By Philemon Adedeji
Ecobank group has reported 24 per cent growth in Profit Before Tax (PBT) to $261 million, according to its half year H1 unaudited results for the period ended 30 June, compared to $210 million reported in the prior-year period.
According to the group in a statement, if adjusted for impact of foreign currency translation (or at constant currency), Profit before tax moved higher by 53 per cent which was driven by positive operating leverage.
In addition, Profit before tax increased in each of its businesses lines with corporate and investment banking (CIB), consumer Banking (CSB) and Commercial Banking (CMB), growing their Profit Before Tax by 33 per cent, 43 per cent, and 15 per cent respectively in the half year H1 of 2022.
Net revenue (operating income) stood at the sum of $910 million, increasing by 10 per cent or 23 per cent at constant currency. The growth in revenue was driven by a 13 per cent growth in non-interest revenue and an 8 per cent growth in net interest income.
Profit made available to Ecobank Transnational Incorporated shareholders fund of $130 million was increased by 23 per cent and diluted Earnings per share of 0.53 US cents, rose significantly by 24 per cent.
In addition, each of our businesses grew revenue with corporate and investment banking (CIB) went up by 17 per cent, Customer Banking (CSB) went up by 11 per cent and Commercial Banking (CMB) went up by 10 per cent, reflecting growing success in our revenue expansion goals stated in our Execution Momentum) strategy overall, revenues benefitted from rising interest rates higher spreads on buying and selling currencies for client increased card spending and cash management-related fees.
Customer deposits increased by 3 per cent or 16 per cent at constant currency to $19.7 billion.
Record cost-to-income ratio of 56 per cent benefitted from higher revenue and stringest cost containment measures in an inflationary environment.
Gross customer loans increased by 6 per cent or 18 per cent at constant currency to $10.1 billion commercial bank loan growth was offset by lower CIB and customer bank loans.
Payments business grew by 23 per cent or $22 million to $119 million (13 per cent of group revenues), driven by merchant acquiring, cards businesses and wholesale payment.

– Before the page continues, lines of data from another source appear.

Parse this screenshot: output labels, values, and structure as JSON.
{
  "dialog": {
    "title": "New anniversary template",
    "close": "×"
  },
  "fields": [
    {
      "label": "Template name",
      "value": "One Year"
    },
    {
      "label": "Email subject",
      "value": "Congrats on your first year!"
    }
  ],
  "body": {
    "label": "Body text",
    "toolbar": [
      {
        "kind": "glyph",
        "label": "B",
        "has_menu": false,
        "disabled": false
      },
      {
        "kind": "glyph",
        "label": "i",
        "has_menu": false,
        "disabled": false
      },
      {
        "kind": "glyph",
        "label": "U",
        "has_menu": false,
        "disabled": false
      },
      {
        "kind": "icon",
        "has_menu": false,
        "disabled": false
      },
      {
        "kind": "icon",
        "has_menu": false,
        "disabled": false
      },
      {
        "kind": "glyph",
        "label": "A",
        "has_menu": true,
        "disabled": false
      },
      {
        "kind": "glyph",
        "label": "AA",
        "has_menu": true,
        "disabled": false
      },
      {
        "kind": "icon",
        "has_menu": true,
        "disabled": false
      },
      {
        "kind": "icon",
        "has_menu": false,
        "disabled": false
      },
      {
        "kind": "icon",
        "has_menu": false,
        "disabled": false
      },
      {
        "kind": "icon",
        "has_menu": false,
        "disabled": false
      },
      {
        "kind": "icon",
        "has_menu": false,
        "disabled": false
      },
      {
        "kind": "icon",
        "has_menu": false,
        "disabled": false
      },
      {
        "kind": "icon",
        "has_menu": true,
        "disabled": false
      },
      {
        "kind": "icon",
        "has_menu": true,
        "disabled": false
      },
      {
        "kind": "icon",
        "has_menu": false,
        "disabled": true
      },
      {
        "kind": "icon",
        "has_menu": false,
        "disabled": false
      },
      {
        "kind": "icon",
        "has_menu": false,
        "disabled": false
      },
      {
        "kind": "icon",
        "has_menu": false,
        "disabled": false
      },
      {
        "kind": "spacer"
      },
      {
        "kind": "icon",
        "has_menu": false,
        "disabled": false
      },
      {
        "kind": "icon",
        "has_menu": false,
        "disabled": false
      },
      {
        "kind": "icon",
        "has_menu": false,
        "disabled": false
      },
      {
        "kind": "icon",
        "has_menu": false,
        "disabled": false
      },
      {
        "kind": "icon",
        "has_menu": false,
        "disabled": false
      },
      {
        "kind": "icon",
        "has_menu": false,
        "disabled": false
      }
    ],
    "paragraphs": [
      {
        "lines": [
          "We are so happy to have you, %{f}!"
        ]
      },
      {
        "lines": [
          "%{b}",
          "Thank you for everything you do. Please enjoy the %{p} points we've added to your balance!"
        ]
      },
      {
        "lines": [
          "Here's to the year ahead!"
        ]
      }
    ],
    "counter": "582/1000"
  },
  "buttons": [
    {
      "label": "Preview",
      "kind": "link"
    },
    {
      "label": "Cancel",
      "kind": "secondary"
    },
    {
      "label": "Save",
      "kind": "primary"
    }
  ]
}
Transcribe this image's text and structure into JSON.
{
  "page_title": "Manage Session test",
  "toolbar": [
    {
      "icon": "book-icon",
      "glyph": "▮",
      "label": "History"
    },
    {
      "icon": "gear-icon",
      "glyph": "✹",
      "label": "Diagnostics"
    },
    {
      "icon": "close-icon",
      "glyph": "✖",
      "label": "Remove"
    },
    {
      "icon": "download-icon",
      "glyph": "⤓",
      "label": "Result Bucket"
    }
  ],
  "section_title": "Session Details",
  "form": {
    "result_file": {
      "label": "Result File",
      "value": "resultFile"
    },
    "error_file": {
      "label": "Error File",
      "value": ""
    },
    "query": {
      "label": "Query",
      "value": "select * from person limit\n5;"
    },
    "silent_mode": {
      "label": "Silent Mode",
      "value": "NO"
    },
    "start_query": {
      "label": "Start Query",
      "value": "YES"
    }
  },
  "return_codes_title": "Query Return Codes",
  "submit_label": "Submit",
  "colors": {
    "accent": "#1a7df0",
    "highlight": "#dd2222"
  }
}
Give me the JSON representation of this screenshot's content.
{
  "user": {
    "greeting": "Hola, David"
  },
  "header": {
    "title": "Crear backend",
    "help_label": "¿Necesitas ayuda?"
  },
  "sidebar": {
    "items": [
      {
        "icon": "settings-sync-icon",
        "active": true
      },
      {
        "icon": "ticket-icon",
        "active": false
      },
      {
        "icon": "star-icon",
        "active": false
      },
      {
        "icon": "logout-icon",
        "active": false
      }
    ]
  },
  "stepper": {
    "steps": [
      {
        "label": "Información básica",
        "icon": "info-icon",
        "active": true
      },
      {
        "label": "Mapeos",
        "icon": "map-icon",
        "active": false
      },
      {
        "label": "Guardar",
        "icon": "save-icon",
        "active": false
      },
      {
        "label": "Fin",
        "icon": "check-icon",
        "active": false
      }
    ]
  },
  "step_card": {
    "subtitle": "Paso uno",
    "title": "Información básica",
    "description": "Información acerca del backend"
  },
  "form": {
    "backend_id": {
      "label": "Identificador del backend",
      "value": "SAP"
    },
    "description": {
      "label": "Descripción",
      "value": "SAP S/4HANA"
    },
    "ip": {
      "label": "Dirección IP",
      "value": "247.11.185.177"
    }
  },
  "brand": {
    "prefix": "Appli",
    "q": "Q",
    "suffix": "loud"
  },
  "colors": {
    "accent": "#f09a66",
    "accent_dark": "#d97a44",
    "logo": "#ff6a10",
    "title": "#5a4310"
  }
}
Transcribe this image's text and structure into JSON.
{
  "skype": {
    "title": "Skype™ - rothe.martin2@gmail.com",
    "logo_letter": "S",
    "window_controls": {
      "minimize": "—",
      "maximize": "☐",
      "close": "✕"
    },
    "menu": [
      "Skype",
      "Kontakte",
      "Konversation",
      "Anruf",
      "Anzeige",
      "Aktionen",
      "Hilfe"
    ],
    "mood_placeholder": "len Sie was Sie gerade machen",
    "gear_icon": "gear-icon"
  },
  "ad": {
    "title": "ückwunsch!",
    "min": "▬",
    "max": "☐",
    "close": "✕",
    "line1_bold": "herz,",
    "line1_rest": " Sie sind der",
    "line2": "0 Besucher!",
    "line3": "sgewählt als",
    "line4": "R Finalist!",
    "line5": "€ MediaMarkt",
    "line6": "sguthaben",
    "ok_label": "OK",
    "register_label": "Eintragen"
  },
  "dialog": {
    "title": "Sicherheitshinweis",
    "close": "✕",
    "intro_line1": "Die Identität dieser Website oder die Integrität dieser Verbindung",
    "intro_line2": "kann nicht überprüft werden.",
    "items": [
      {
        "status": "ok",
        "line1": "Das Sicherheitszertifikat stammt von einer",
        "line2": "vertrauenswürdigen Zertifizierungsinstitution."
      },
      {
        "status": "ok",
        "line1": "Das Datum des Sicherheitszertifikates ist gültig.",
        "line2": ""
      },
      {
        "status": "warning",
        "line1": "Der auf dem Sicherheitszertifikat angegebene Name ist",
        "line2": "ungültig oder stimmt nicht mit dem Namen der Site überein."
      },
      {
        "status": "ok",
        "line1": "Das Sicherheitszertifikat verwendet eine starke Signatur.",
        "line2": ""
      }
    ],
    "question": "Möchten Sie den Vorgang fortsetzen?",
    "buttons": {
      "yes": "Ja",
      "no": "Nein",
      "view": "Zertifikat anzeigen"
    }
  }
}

CEO, Ecobank group, Ade Adeyemi said, “We delivered a return on tangible equity of 19.5 per cent, a record and increased earnings per share for shareholders by 24 per cent year-on-year.
“In addition Profit before tax increased by 24 per cent to $261 million and 53 per cent if you adjust the increase for the significant depreciation of some of our critical Africa currencies to the US dollar.
“We performed well because of our investments including in technology and Ecobankers’ continue dedication to meet customers financial needs despite a challenging operating environment of higher inflation weakening African currencies, worsening government fiscal balances and lowering economic growth.”